- New Jersey Tax Court Clarifies Disposed Interest in Irrevocable Trusts
- July 5, 2017 | Authors: Jarad Kim Stiles; Michael L. Salad; Peter Y. Fu
- Law Firms: Cooper Levenson, P.A. - Atlantic City Office; Cooper Levenson, P.A. - Atlantic City Office
The long-debated issue as to what constitutes a complete disposition of interests in real property for purposes of irrevocable trusts was recently settled by the Tax Court of New Jersey in the matter of Estate of Mary Van Riper v. Director, Division of Taxation.
In Van Riper, Mary Van Riper and her husband, Walter Van Riper, established an irrevocable trust in 2007, which this article will refer to as the “Irrevocable Trust.” The sole asset in the Irrevocable Trust was the Van Ripers’ marital home, which was transferred to the Irrevocable Trust in exchange for one dollar.
The Irrevocable Trust permitted Mr. and Mrs. Van Riper to live in their marital home for their respective lifetimes and for the residence to be irrevocably transferred to the couple’s niece upon the second of Mr. and Mrs. Van Riper to pass away. Mr. Van Riper passed away three months after executing the Irrevocable Trust, while Mrs. Van Riper passed away in 2013.
Under New Jersey law, the transfer of property to an irrevocable trust during an individual’s lifetime, which is commonly known as an inter vivos transfer, is generally subject to New Jersey estate and inheritance tax if such transfer is (i) in contemplation of the transferor’s death or (ii) intended to take effect at or after the death of the individual initiating the transfer of property. However, inter vivos transfers that are an “irrevocable and complete disposition of all reserved income, rights, interests and powers in and over the property transferred” and take place more than three years prior to a transferor’s death are expressly exempt from inheritance tax. N.J. Stat. Ann. § 54:34-1.1. The “Irrevocable Disposition Exemption” to the inheritance tax has been part of New Jersey law since 1955, surviving numerous legislative changes. Three elements must be met in order to gain eligibility for the Irrevocable Disposition
- a transfer of real property by deed, grant, bargain, sale, or gift must occur
- the transferor must be entitled to some income, right, interest or power in the transferred property
- the transferor must irrevocably and completely dispose of all reserved income, rights, interest and powers in and over the transferred property at least three years prior to the transferor’s death.
In Van Riper, the Tax Court made two critical rulings which clarified the Irrevocable Disposition Exemption.
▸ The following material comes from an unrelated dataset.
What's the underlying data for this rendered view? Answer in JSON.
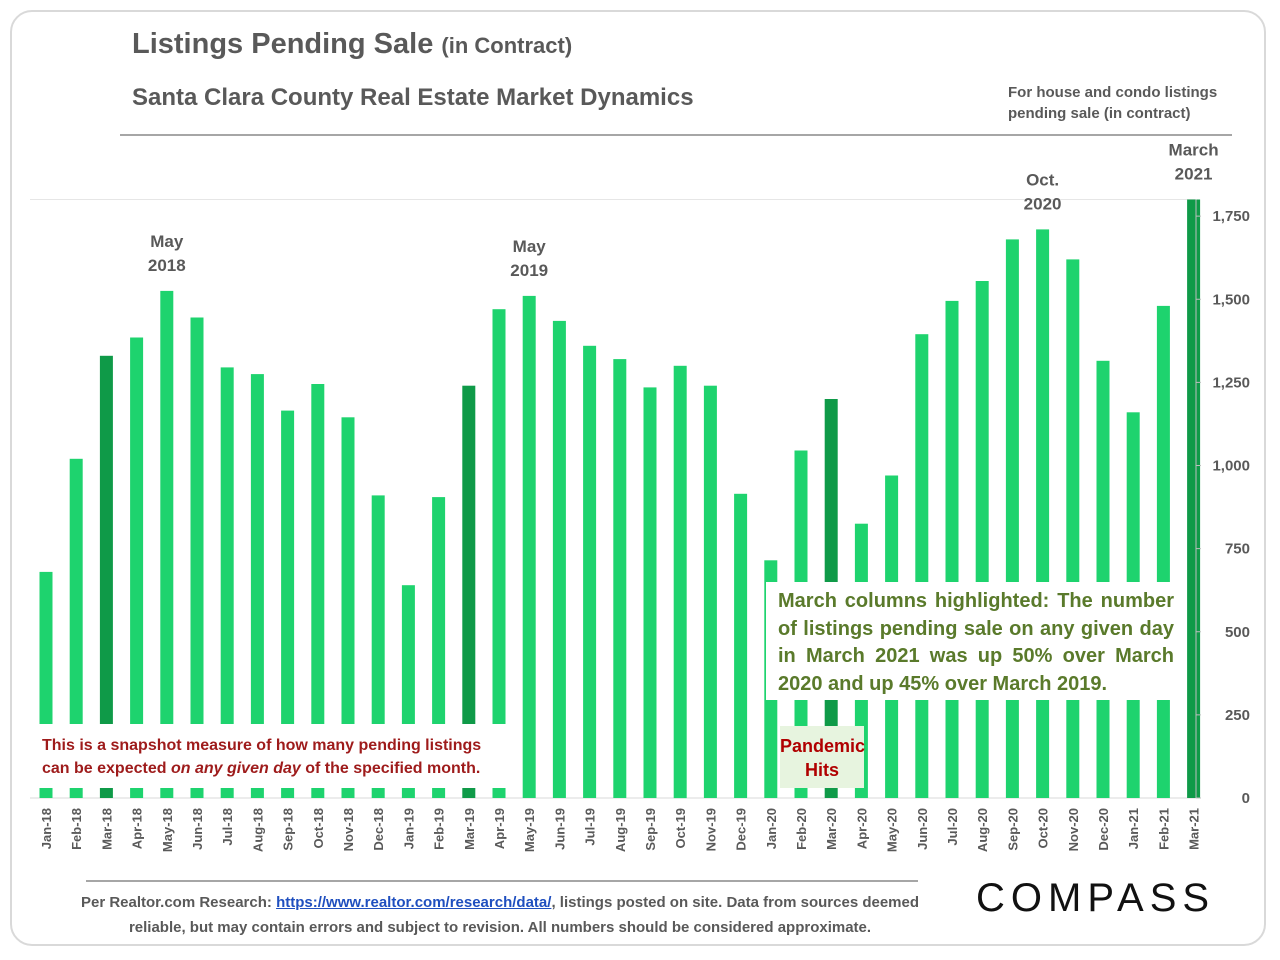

First, the Tax Court held that the Van Ripers’ rights under the Irrevocable Trust constituted a retained life estate interest (meaning a right to live in the couple’s marital home during their respective lifetimes). Second, the Tax Court determined that the Irrevocable Disposition Exemption’s retention of the life estate interests, even though the property was subject to an irrevocable disposition, was not a complete disposition of such property. As such, the Tax Court determined that the transfer of the Van Ripers’ marital home from the Irrevocable Trust to the Van Ripers’ niece was subject to inheritance tax.
Despite the Van Riper decision, the Tax Court’s clarification as to ambiguities in the wording of the Irrevocable Disposition Exemption will likely assist taxpayers in the long term. The Van Riper court accepted the New Jersey Division of Taxation’s contention that a life estate was implicitly formed, even though the Irrevocable Trust lacked explicit reference to a deed which transferred the property from the Van Ripers to the Irrevocable Trust.
In a typical scenario that we encounter, the transfer of real property into a trust for $1.00 constitutes a gift with a transferred basis equal to the transferor’s basis. The life estate will be deemed to be included in the decedent’s gross estate and will be subject to a step-up in basis to the fair market value of the property at the decedent’s date of death. This step-up in basis can be extremely beneficial if the property has a low basis. For example, assume a property was purchased for $100,000 and had a value of $450,000 at the decedent’s date of death. If the owner of the property transferred the property to an irrevocable trust in exchange for $1.00 but did not retain a life estate and the property was sold for $450,000, a capital gain of $350,000 would be realized; however, the step-up in basis may result in no capital gains tax if the property is sold after the date of death of the decedent and the initial transfer is characterized as an implied life estate, as the New Jersey Division of Taxation advocated (and the Tax Court accepted) in Van Riper.